FIG. 1 is a diagram showing an embodiment of the present invention. FIG. 2 is a diagram showing another embodiment of the invention. FIG. 3 is a diagram showing an application example of a method for inputting three-dimensional coordinates using a three-dimensional coordinate input control device. FIG. 4 is a diagram showing another example of application of the three-dimensional coordinate input method. In the figure, 1 is an arm mechanism, 11.12 is an arm element, 21 to 26 are joints, 30.31 is a balance weight mechanism, and 40
1 is a magnetic field detection coil, 50 is a magnetic field generation coil, 60 is a rotational force adjustment mechanism, 70 is a handle, 100.200 is a joint control device, 110 is a three-dimensional coordinate detection device, 120 is a coordinate conversion unit, and 130 and 230 are main controls. 140 and 240 are three-dimensional image generation devices, 150 is a display control device, 160 is a display screen, and 180 is a three-dimensional image database. Patent applicant: A.T.R. Tsushin Co., Ltd. Figure 2, Figure 1

Claims (4)

[Claims] (1) A handle operated by an operator to input three-dimensional coordinates; a three-dimensional coordinate detection means provided near the handle for detecting the three-dimensional coordinates of the handle; and a plurality of joints; A three-dimensional coordinate system comprising an arm mechanism for holding the handle in a three-dimensional coordinate space, and a coordinate conversion means for converting the three-dimensional coordinates detected by the three-dimensional coordinate detection means into an arbitrary three-dimensional coordinate system. Input control device. (2) Furthermore, depending on the feedback output of the coordinate transformation means,
The arm mechanism is characterized in that it includes a driving means for applying a predetermined rotational force to an arm provided at at least one joint of the arm mechanism.

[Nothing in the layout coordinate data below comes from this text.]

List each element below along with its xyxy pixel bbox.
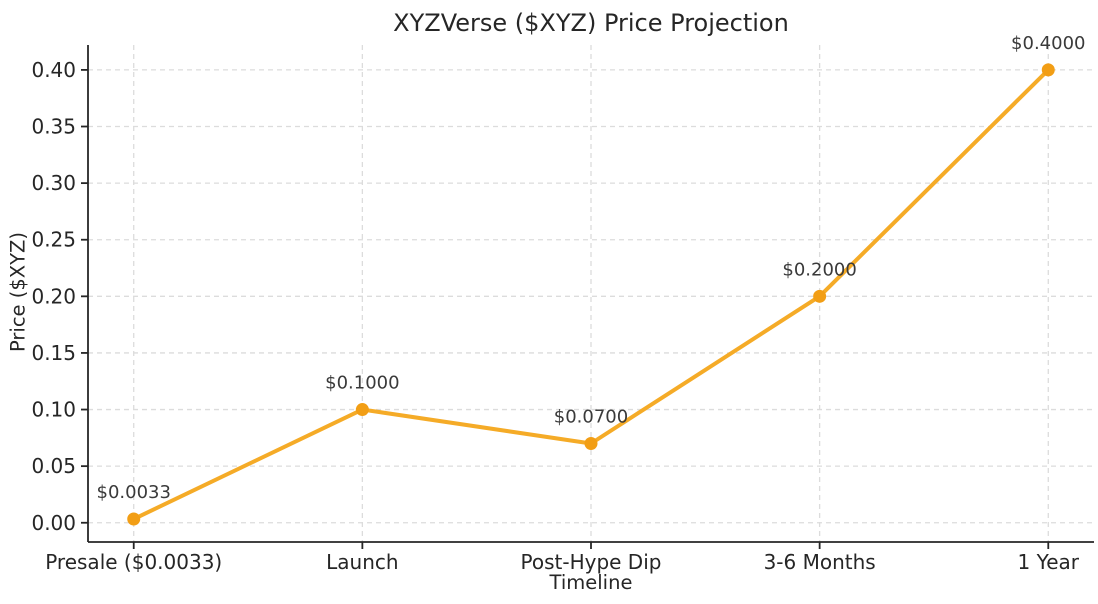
y-tick-label: 0.35 (31, 115, 76, 139)
x-axis-label: Timeline (549, 571, 633, 594)
y-tick-label: 0.10 (31, 398, 76, 422)
data-point (127, 512, 141, 526)
data-point (813, 289, 827, 303)
data-point-label: $0.1000 (325, 373, 399, 394)
x-tick-label: 3-6 Months (764, 550, 876, 574)
data-point-label: $0.4000 (1011, 33, 1085, 54)
y-tick-label: 0.25 (31, 228, 76, 252)
data-point-label: $0.2000 (782, 259, 856, 280)
y-tick-label: 0.00 (31, 511, 76, 535)
data-point (584, 437, 598, 451)
chart-title: XYZVerse ($XYZ) Price Projection (393, 9, 789, 37)
y-tick-label: 0.05 (31, 454, 76, 478)
data-point (1041, 63, 1055, 77)
data-point-label: $0.0033 (97, 482, 171, 503)
x-tick-label: Post-Hype Dip (521, 550, 662, 574)
data-point-label: $0.0700 (554, 407, 628, 428)
data-point (355, 403, 369, 417)
x-tick-label: Launch (326, 550, 398, 574)
x-tick-label: Presale ($0.0033) (45, 550, 222, 574)
y-tick-label: 0.40 (31, 58, 76, 82)
y-tick-label: 0.15 (31, 341, 76, 365)
y-tick-label: 0.30 (31, 171, 76, 195)
y-tick-label: 0.20 (31, 284, 76, 308)
x-tick-label: 1 Year (1018, 550, 1080, 574)
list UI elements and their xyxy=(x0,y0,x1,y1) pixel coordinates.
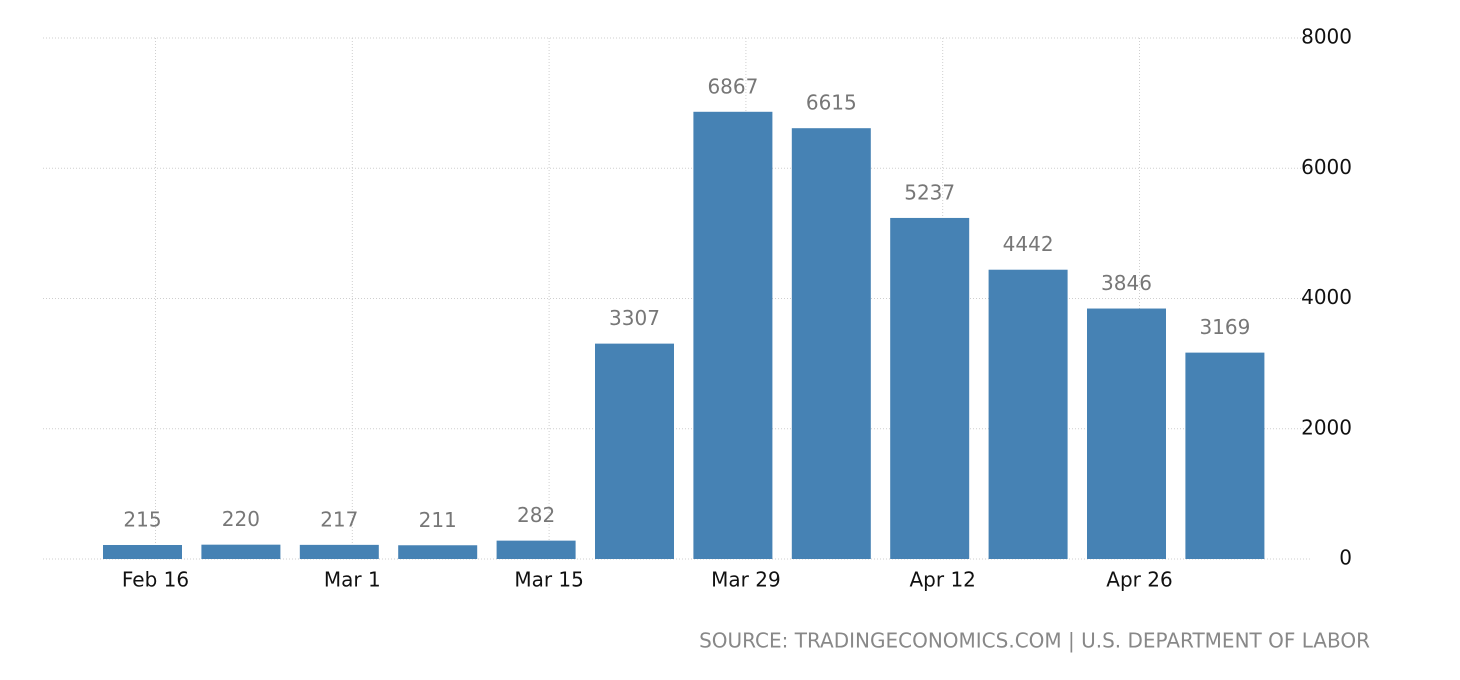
bar xyxy=(791,128,871,559)
y-tick-label: 6000 xyxy=(1301,155,1352,179)
bar xyxy=(595,343,674,559)
x-tick-label: Apr 26 xyxy=(1106,568,1172,592)
value-label: 211 xyxy=(419,508,457,532)
bar xyxy=(103,544,182,559)
value-label: 220 xyxy=(222,507,260,531)
value-label: 282 xyxy=(517,503,555,527)
bar xyxy=(496,540,576,559)
x-tick-label: Mar 15 xyxy=(514,568,584,592)
bar xyxy=(201,544,281,559)
bar xyxy=(890,217,970,559)
value-label: 215 xyxy=(123,507,161,531)
value-label: 4442 xyxy=(1003,232,1054,256)
value-label: 6867 xyxy=(707,74,758,98)
value-label: 217 xyxy=(320,507,358,531)
bar xyxy=(299,544,379,559)
value-label: 3307 xyxy=(609,306,660,330)
x-tick-label: Mar 1 xyxy=(324,568,381,592)
bar xyxy=(988,269,1068,559)
x-tick-label: Mar 29 xyxy=(711,568,781,592)
x-tick-label: Feb 16 xyxy=(122,568,189,592)
source: SOURCE: TRADINGECONOMICS.COM | U.S. DEPA… xyxy=(699,629,1370,653)
y-tick-label: 4000 xyxy=(1301,285,1352,309)
bar xyxy=(1185,352,1265,559)
y-tick-label: 8000 xyxy=(1301,25,1352,49)
value-label: 3846 xyxy=(1101,271,1152,295)
y-tick-label: 2000 xyxy=(1301,415,1352,439)
bar xyxy=(398,545,478,559)
x-tick-label: Apr 12 xyxy=(909,568,975,592)
value-label: 6615 xyxy=(806,91,857,115)
value-label: 3169 xyxy=(1199,315,1250,339)
bar xyxy=(1087,308,1166,559)
y-tick-label: 0 xyxy=(1339,546,1352,570)
bar xyxy=(693,111,773,560)
value-label: 5237 xyxy=(904,180,955,204)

The three-dimensional coordinate input control device according to claim 1. (3) a handle operated by an operator to input three-dimensional coordinates; a three-dimensional coordinate detection means provided near the handle for detecting the three-dimensional coordinates of the handle; and a plurality of joints; an arm mechanism for holding the handle in a three-dimensional space; a rotational force adjustment mechanism provided at at least one joint of the plurality of joints for offsetting a rotational force due to the arm mechanism's own weight; A three-dimensional coordinate input control device comprising coordinate conversion means for converting three-dimensional coordinates detected by a coordinate detection means into arbitrary three-dimensional coordinates. (4) A handle operated by an operator to input three-dimensional coordinates; a three-dimensional coordinate detection means provided near the handle for detecting the three-dimensional coordinates of the handle; A three-dimensional coordinate input control device is provided with a holding mechanism for holding the three-dimensional coordinates, and a coordinate conversion means for converting the three-dimensional coordinates detected by the three-dimensional coordinate detection means into arbitrary three-dimensional coordinates. A three-dimensional coordinate input method for inputting a three-dimensional coordinate, the method comprising: displaying an index on a display device according to a detection output of the three-dimensional coordinate detecting means, and comparing the index with a target image displayed on the display device. A three-dimensional coordinate input method characterized by applying a predetermined driving force to the holding mechanism based on the action.